‘It is paramount that state and local law enforcement have the power they need to take down human and sex traffickers’
LITTLE ROCK – Arkansas Attorney General Leslie Rutledge joined 49 of her colleagues in a bi-partisan letter urging Congress to amend the sex trafficking law and affirm that all law enforcement agencies retain their traditional authority to fight trafficking.
The attorneys general are asking that the Communications Decency Act (CDA) be amended to clarify that states, localities and territories retain authority to investigate and prosecute facilitators of child sex trafficking wherever they operate, including online.
“It is paramount that state and local law enforcement have the power they need to take down human and sex traffickers,” said Attorney General Rutledge. “Congress has many large and important issues to tackle, but this is a small change that will have an enormous impact on the safety and wellbeing of children across the country.”
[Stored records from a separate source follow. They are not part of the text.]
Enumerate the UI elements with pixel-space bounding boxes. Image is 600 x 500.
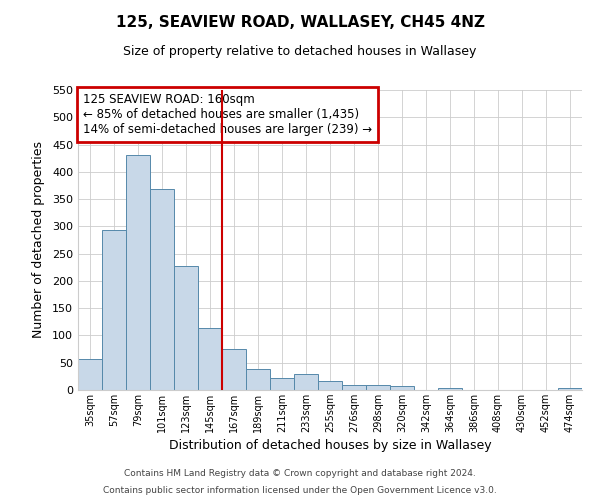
Bar xyxy=(174,266,198,390)
Bar xyxy=(150,190,174,390)
Bar xyxy=(78,359,102,390)
Bar xyxy=(342,384,366,390)
Text: Contains HM Land Registry data © Crown copyright and database right 2024.: Contains HM Land Registry data © Crown c… xyxy=(124,468,476,477)
Text: Contains public sector information licensed under the Open Government Licence v3: Contains public sector information licen… xyxy=(103,486,497,495)
X-axis label: Distribution of detached houses by size in Wallasey: Distribution of detached houses by size … xyxy=(169,439,491,452)
Bar xyxy=(438,388,462,390)
Bar xyxy=(246,370,270,390)
Y-axis label: Number of detached properties: Number of detached properties xyxy=(32,142,45,338)
Bar xyxy=(390,386,414,390)
Text: 125 SEAVIEW ROAD: 160sqm
← 85% of detached houses are smaller (1,435)
14% of sem: 125 SEAVIEW ROAD: 160sqm ← 85% of detach… xyxy=(83,93,372,136)
Bar xyxy=(102,230,126,390)
Bar xyxy=(126,156,150,390)
Text: 125, SEAVIEW ROAD, WALLASEY, CH45 4NZ: 125, SEAVIEW ROAD, WALLASEY, CH45 4NZ xyxy=(115,15,485,30)
Bar xyxy=(318,380,342,390)
Bar xyxy=(294,374,318,390)
Bar xyxy=(558,388,582,390)
Bar xyxy=(222,349,246,390)
Bar xyxy=(198,328,222,390)
Text: Size of property relative to detached houses in Wallasey: Size of property relative to detached ho… xyxy=(124,45,476,58)
Bar xyxy=(366,384,390,390)
Bar xyxy=(270,378,294,390)
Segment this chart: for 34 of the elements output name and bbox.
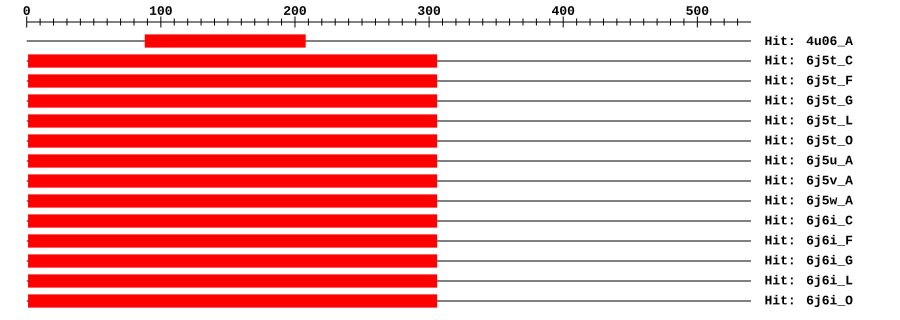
y-tick-label: Hit: 6j5t_C [765,54,853,68]
x-tick-label: 400 [552,6,574,15]
x-tick-label: 200 [284,6,306,15]
bar [28,214,438,228]
y-tick-label: Hit: 6j5t_L [765,114,852,128]
bar [28,134,438,148]
y-tick-label: Hit: 6j5v_A [765,174,853,188]
y-tick-label: Hit: 6j6i_O [765,294,852,308]
x-tick-label: 0 [24,6,30,15]
bar [28,74,438,88]
bar [28,114,438,128]
y-tick-label: Hit: 6j6i_C [765,214,853,228]
bar [144,34,306,48]
bar [28,174,438,188]
bar [28,54,438,68]
bar [28,274,438,288]
y-tick-label: Hit: 6j5t_O [765,134,852,148]
x-tick-label: 100 [150,6,172,15]
bar [28,194,438,208]
bar [28,254,438,268]
bar [28,154,438,168]
y-tick-label: Hit: 6j6i_L [765,274,852,288]
y-tick-label: Hit: 6j5u_A [765,154,853,168]
bar [28,294,438,308]
y-tick-label: Hit: 6j6i_G [765,254,852,268]
y-tick-label: Hit: 6j5t_G [765,94,852,108]
y-tick-label: Hit: 6j6i_F [765,234,852,248]
y-tick-label: Hit: 4u06_A [765,36,853,46]
y-tick-label: Hit: 6j5t_F [765,74,852,88]
x-tick-label: 500 [686,6,708,15]
x-tick-label: 300 [418,6,440,15]
bar [28,234,438,248]
y-tick-label: Hit: 6j5w_A [765,194,853,208]
bar [28,94,438,108]
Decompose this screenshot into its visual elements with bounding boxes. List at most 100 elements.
The addition of just a few words to the CDA proposed in the letter will help to ensure that citizens and children are effectively protected throughout the entire country, in all courts, according to Rutledge.
“Federal enforcement alone has proved insufficient to stem the growth in online promotion of child sex trafficking. Those on the front lines of the battle against the sexual exploitation of children – state and local law enforcement – must have clear authority to investigate and prosecute facilitators of these and other horrible crimes,” the attorneys general write.
The intention of the CDA is to protect children from indecent material online. It was never was intended to place facilitators of child sex trafficking outside the reach of law enforcement. However, according to the attorneys general, the CDA is being used as a shield by those who profit from prostitution and crimes against children. In some cases, courts have misinterpreted certain provisions of the CDA as providing immunity from prosecution to online classified ad sites, such as Backpage.com, that promote and profit from human trafficking.
Led by the Attorney General of Florida and the District of Columbia, Rutledge is joined on the letter by her colleagues from Alabama, Alaska, Arizona, California, Colorado, Delaware, Georgia, Hawaii, Idaho, Illinois, Indiana, Iowa, Kansas, Kentucky, Louisiana, Maine, Maryland, Michigan, Minnesota, Mississippi, Missouri, Montana, Nebraska, Nevada, New Hampshire, New Jersey, New Mexico, New York, North Carolina, North Dakota, Ohio, Oklahoma, Oregon, Pennsylvania, Puerto Rico, Rhode Island, South Carolina, South Dakota, Tennessee, Texas, Utah, Vermont, Virginia, Washington, West Virginia, Wisconsin and Wyoming.